Integration of multi-omics data and machine learning to identify antioxidant biomarkers in type 1 diabetes

The identification of biomarkers for early diagnosis and monitoring the progression of Type 1 Diabetes (T1DM) is essential for improving disease management. This study integrates multi-omics data with machine learning to identify antioxidant stress proteins in serum as potential biomarkers. Serum samples from mice treated with varying doses of streptozotocin (STZ) and human transcriptomic data from the gene expression omnibus (GEO) database were analyzed using weighted gene co-expression network analysis (WGCNA). Proteomic analysis of 25 T1DM and 25 healthy controls using LC-MS/MS revealed 33 differentially expressed proteins enriched in oxidative stress pathways.

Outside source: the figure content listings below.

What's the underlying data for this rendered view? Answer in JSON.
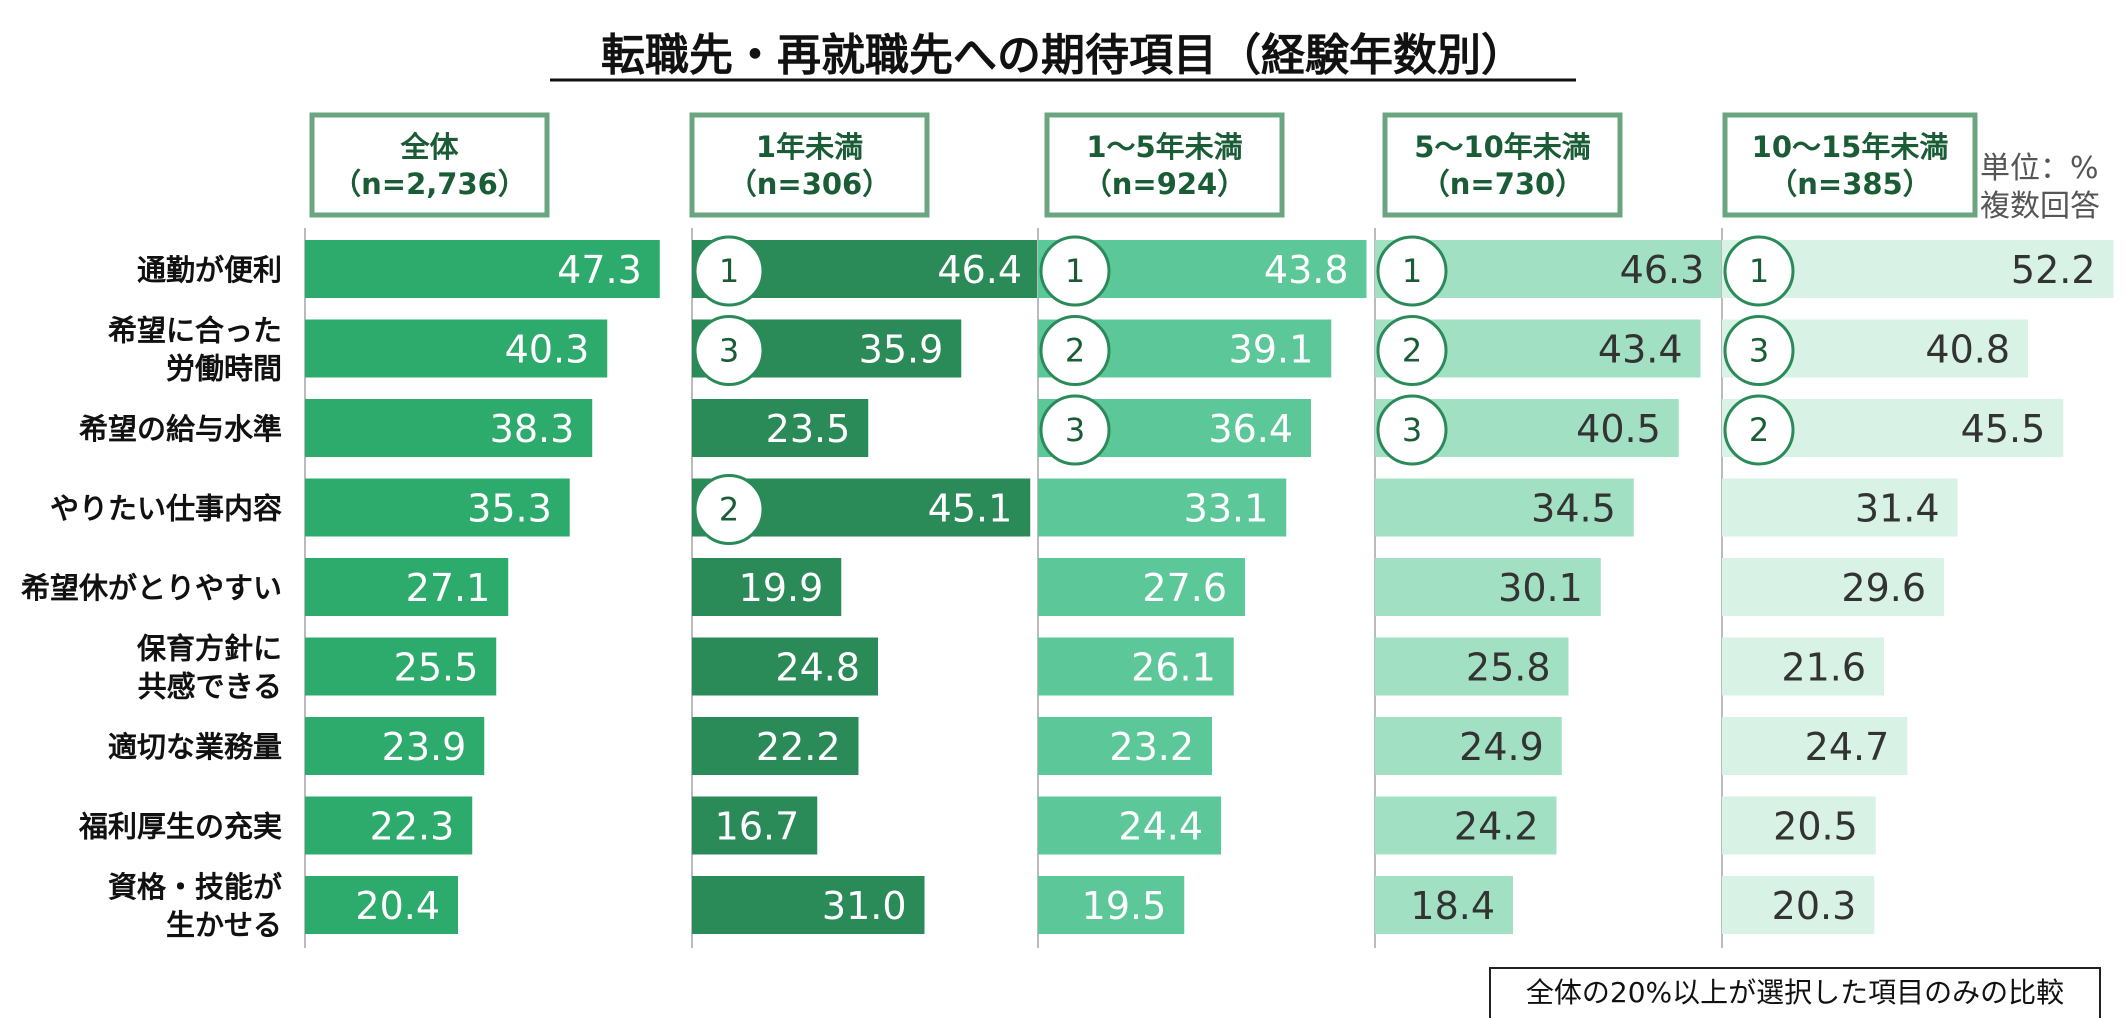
{
  "chart_data": {
    "type": "bar",
    "title": "転職先・再就職先への期待項目（経験年数別）",
    "unit_note": [
      "単位：%",
      "複数回答"
    ],
    "footnote": "全体の20%以上が選択した項目のみの比較",
    "categories": [
      "通勤が便利",
      "希望に合った\n労働時間",
      "希望の給与水準",
      "やりたい仕事内容",
      "希望休がとりやすい",
      "保育方針に\n共感できる",
      "適切な業務量",
      "福利厚生の充実",
      "資格・技能が\n生かせる"
    ],
    "series": [
      {
        "name": "全体",
        "n_label": "（n=2,736）",
        "color": "#2dab6c",
        "label_color": "#ffffff",
        "values": [
          47.3,
          40.3,
          38.3,
          35.3,
          27.1,
          25.5,
          23.9,
          22.3,
          20.4
        ],
        "ranks": [
          null,
          null,
          null,
          null,
          null,
          null,
          null,
          null,
          null
        ]
      },
      {
        "name": "1年未満",
        "n_label": "（n=306）",
        "color": "#2a8a58",
        "label_color": "#ffffff",
        "values": [
          46.4,
          35.9,
          23.5,
          45.1,
          19.9,
          24.8,
          22.2,
          16.7,
          31.0
        ],
        "ranks": [
          "1",
          "3",
          null,
          "2",
          null,
          null,
          null,
          null,
          null
        ]
      },
      {
        "name": "1～5年未満",
        "n_label": "（n=924）",
        "color": "#5cc89a",
        "label_color": "#ffffff",
        "values": [
          43.8,
          39.1,
          36.4,
          33.1,
          27.6,
          26.1,
          23.2,
          24.4,
          19.5
        ],
        "ranks": [
          "1",
          "2",
          "3",
          null,
          null,
          null,
          null,
          null,
          null
        ]
      },
      {
        "name": "5～10年未満",
        "n_label": "（n=730）",
        "color": "#a2e0c4",
        "label_color": "#333333",
        "values": [
          46.3,
          43.4,
          40.5,
          34.5,
          30.1,
          25.8,
          24.9,
          24.2,
          18.4
        ],
        "ranks": [
          "1",
          "2",
          "3",
          null,
          null,
          null,
          null,
          null,
          null
        ]
      },
      {
        "name": "10～15年未満",
        "n_label": "（n=385）",
        "color": "#d8f2e6",
        "label_color": "#333333",
        "values": [
          52.2,
          40.8,
          45.5,
          31.4,
          29.6,
          21.6,
          24.7,
          20.5,
          20.3
        ],
        "ranks": [
          "1",
          "3",
          "2",
          null,
          null,
          null,
          null,
          null,
          null
        ]
      }
    ],
    "xlim": [
      0,
      60
    ]
  }
}
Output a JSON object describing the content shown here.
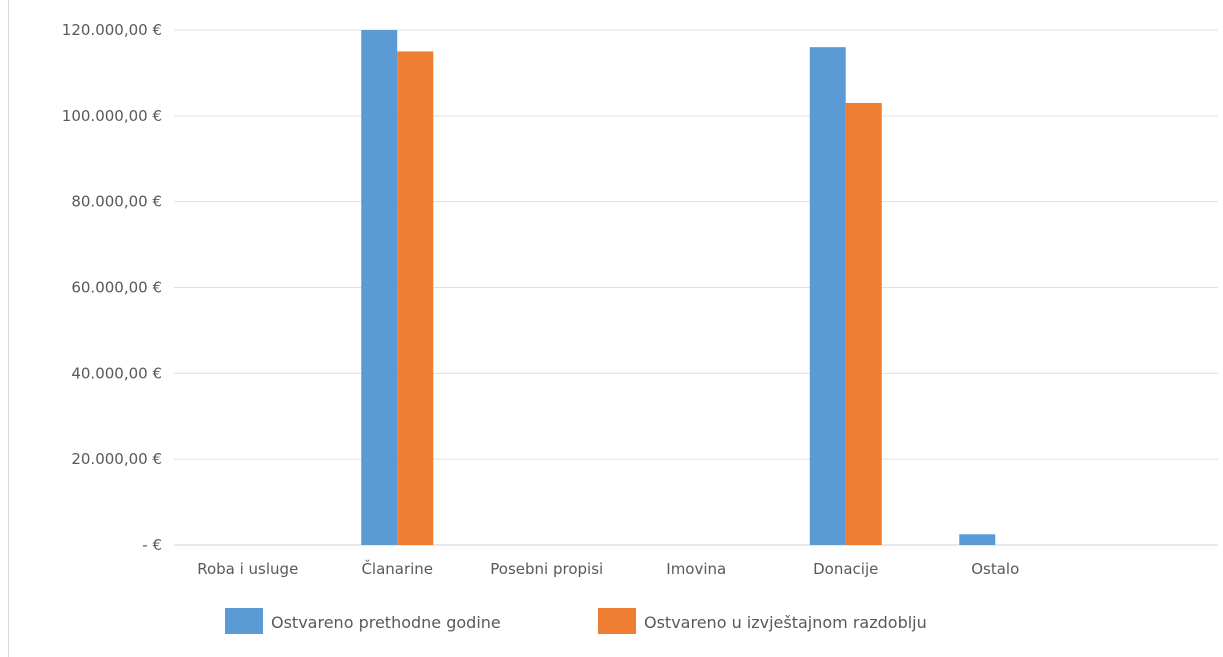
{
  "chart_data": {
    "type": "bar",
    "categories": [
      "Roba i usluge",
      "Članarine",
      "Posebni propisi",
      "Imovina",
      "Donacije",
      "Ostalo"
    ],
    "series": [
      {
        "name": "Ostvareno prethodne godine",
        "color": "#5B9BD5",
        "values": [
          0,
          120000,
          0,
          0,
          116000,
          2500
        ]
      },
      {
        "name": "Ostvareno u izvještajnom razdoblju",
        "color": "#ED7D31",
        "values": [
          0,
          115000,
          0,
          0,
          103000,
          0
        ]
      }
    ],
    "yticks": [
      0,
      20000,
      40000,
      60000,
      80000,
      100000,
      120000
    ],
    "ytick_labels": [
      "-  €",
      "20.000,00 €",
      "40.000,00 €",
      "60.000,00 €",
      "80.000,00 €",
      "100.000,00 €",
      "120.000,00 €"
    ],
    "ylim": [
      0,
      120000
    ],
    "grid": true,
    "legend_position": "bottom",
    "title": "",
    "xlabel": "",
    "ylabel": ""
  }
}
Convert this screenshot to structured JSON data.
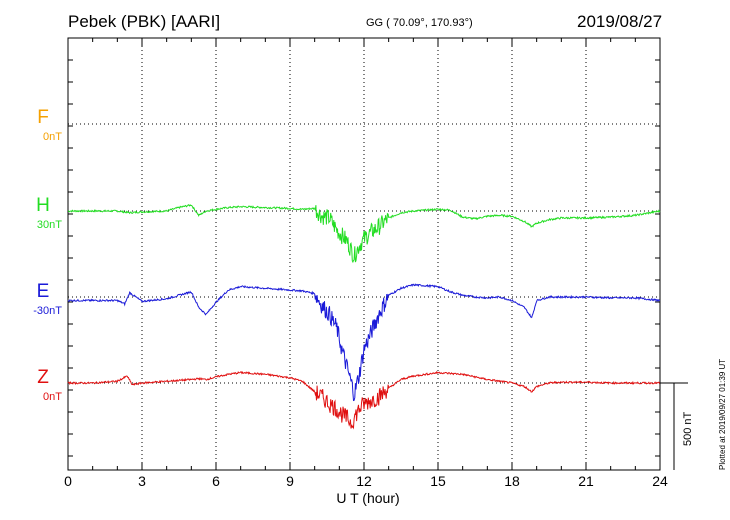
{
  "header": {
    "station": "Pebek (PBK)  [AARI]",
    "coords": "GG ( 70.09°, 170.93°)",
    "date": "2019/08/27"
  },
  "footer": {
    "plotted": "Plotted at 2019/09/27 01:39 UT",
    "scale": "500 nT"
  },
  "chart_data": {
    "type": "line",
    "xlabel": "U T (hour)",
    "xlim": [
      0,
      24
    ],
    "x_ticks": [
      "0",
      "3",
      "6",
      "9",
      "12",
      "15",
      "18",
      "21",
      "24"
    ],
    "grid": true,
    "scale_bar_nT": 500,
    "series": [
      {
        "name": "F",
        "offset": "0nT",
        "color": "#f5a000",
        "values": []
      },
      {
        "name": "H",
        "offset": "30nT",
        "color": "#22dd22",
        "x": [
          0,
          1,
          2,
          2.5,
          3,
          4,
          4.5,
          5,
          5.3,
          5.6,
          6,
          6.5,
          7,
          8,
          9,
          9.5,
          10,
          10.3,
          10.6,
          10.9,
          11.1,
          11.3,
          11.5,
          11.6,
          11.8,
          12,
          12.3,
          12.6,
          13,
          13.5,
          14,
          14.5,
          15,
          15.5,
          16,
          16.5,
          17,
          17.5,
          18,
          18.5,
          18.8,
          19,
          19.5,
          20,
          21,
          22,
          23,
          24
        ],
        "values": [
          0,
          0,
          0,
          -10,
          -5,
          0,
          20,
          35,
          -25,
          0,
          10,
          20,
          25,
          20,
          15,
          10,
          15,
          -30,
          -40,
          -110,
          -140,
          -170,
          -230,
          -260,
          -200,
          -160,
          -120,
          -90,
          -40,
          -10,
          0,
          5,
          10,
          5,
          -35,
          -45,
          -30,
          -25,
          -30,
          -60,
          -90,
          -70,
          -50,
          -40,
          -40,
          -35,
          -25,
          0
        ]
      },
      {
        "name": "E",
        "offset": "-30nT",
        "color": "#1a1ad8",
        "x": [
          0,
          1,
          2,
          2.3,
          2.5,
          3,
          4,
          4.5,
          5,
          5.3,
          5.6,
          6,
          6.5,
          7,
          8,
          9,
          9.5,
          10,
          10.3,
          10.6,
          10.9,
          11.1,
          11.3,
          11.5,
          11.6,
          11.8,
          12,
          12.3,
          12.6,
          13,
          13.5,
          14,
          14.5,
          15,
          15.5,
          16,
          16.5,
          17,
          17.5,
          18,
          18.5,
          18.8,
          19,
          19.5,
          20,
          21,
          22,
          23,
          24
        ],
        "values": [
          -20,
          -20,
          -20,
          -40,
          25,
          -25,
          -10,
          10,
          30,
          -60,
          -100,
          -30,
          40,
          60,
          50,
          40,
          35,
          20,
          -50,
          -100,
          -180,
          -300,
          -400,
          -500,
          -560,
          -450,
          -300,
          -200,
          -100,
          10,
          50,
          70,
          65,
          60,
          30,
          10,
          0,
          -5,
          0,
          -20,
          -60,
          -120,
          -20,
          0,
          0,
          0,
          -5,
          -5,
          -20
        ]
      },
      {
        "name": "Z",
        "offset": "0nT",
        "color": "#e01010",
        "x": [
          0,
          1,
          2,
          2.4,
          2.6,
          3,
          4,
          4.5,
          5,
          5.3,
          5.6,
          6,
          6.5,
          7,
          8,
          9,
          9.5,
          10,
          10.3,
          10.6,
          10.9,
          11.1,
          11.3,
          11.5,
          11.6,
          11.8,
          12,
          12.3,
          12.6,
          13,
          13.5,
          14,
          14.5,
          15,
          15.5,
          16,
          16.5,
          17,
          17.5,
          18,
          18.5,
          18.8,
          19,
          19.5,
          20,
          21,
          22,
          23,
          24
        ],
        "values": [
          0,
          0,
          10,
          40,
          -10,
          0,
          10,
          15,
          20,
          25,
          20,
          35,
          50,
          60,
          50,
          30,
          10,
          -50,
          -80,
          -120,
          -150,
          -180,
          -200,
          -230,
          -200,
          -150,
          -120,
          -100,
          -80,
          -30,
          20,
          40,
          50,
          60,
          55,
          50,
          35,
          20,
          10,
          0,
          -20,
          -50,
          -20,
          0,
          5,
          5,
          0,
          0,
          0
        ]
      }
    ]
  }
}
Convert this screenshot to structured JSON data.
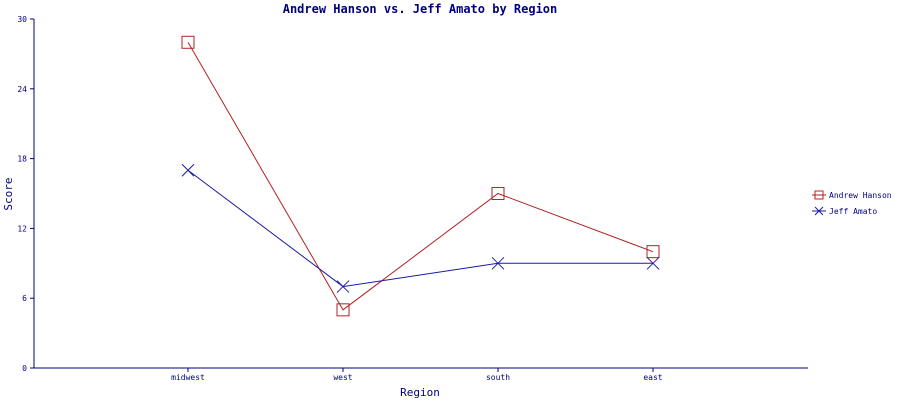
{
  "chart_data": {
    "type": "line",
    "title": "Andrew Hanson vs. Jeff Amato by Region",
    "xlabel": "Region",
    "ylabel": "Score",
    "categories": [
      "midwest",
      "west",
      "south",
      "east"
    ],
    "ylim": [
      0,
      30
    ],
    "yticks": [
      0,
      6,
      12,
      18,
      24,
      30
    ],
    "grid": false,
    "legend_position": "right",
    "series": [
      {
        "name": "Andrew Hanson",
        "values": [
          28,
          5,
          15,
          10
        ],
        "color": "#b22222",
        "marker": "square"
      },
      {
        "name": "Jeff Amato",
        "values": [
          17,
          7,
          9,
          9
        ],
        "color": "#1a1aa6",
        "marker": "x"
      }
    ],
    "colors": {
      "axis": "#000080",
      "text": "#000080"
    }
  }
}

Machine learning algorithms, including Random Forest and SVM-RFE, identified five key proteins: GPX3, GSTP1, PRDX6, SOD1, and MSRB2. GPX3 demonstrated the highest diagnostic value, with a significant correlation to clinical parameters such as HbA1c and fasting plasma glucose. Functional validation showed GPX3 overexpression protected pancreatic β-cells from H₂O₂-induced oxidative damage and alleviated symptoms and pathological changes in T1DM mice. These results suggest that GPX3 is a promising biomarker for diagnosing and tracking T1DM progression, offering new insights into oxidative stress management in T1DM.

Antioxidant stress proteins; Glutathione peroxidase 3; Machine learning; Multi-omics analysis; Type 1 diabetes.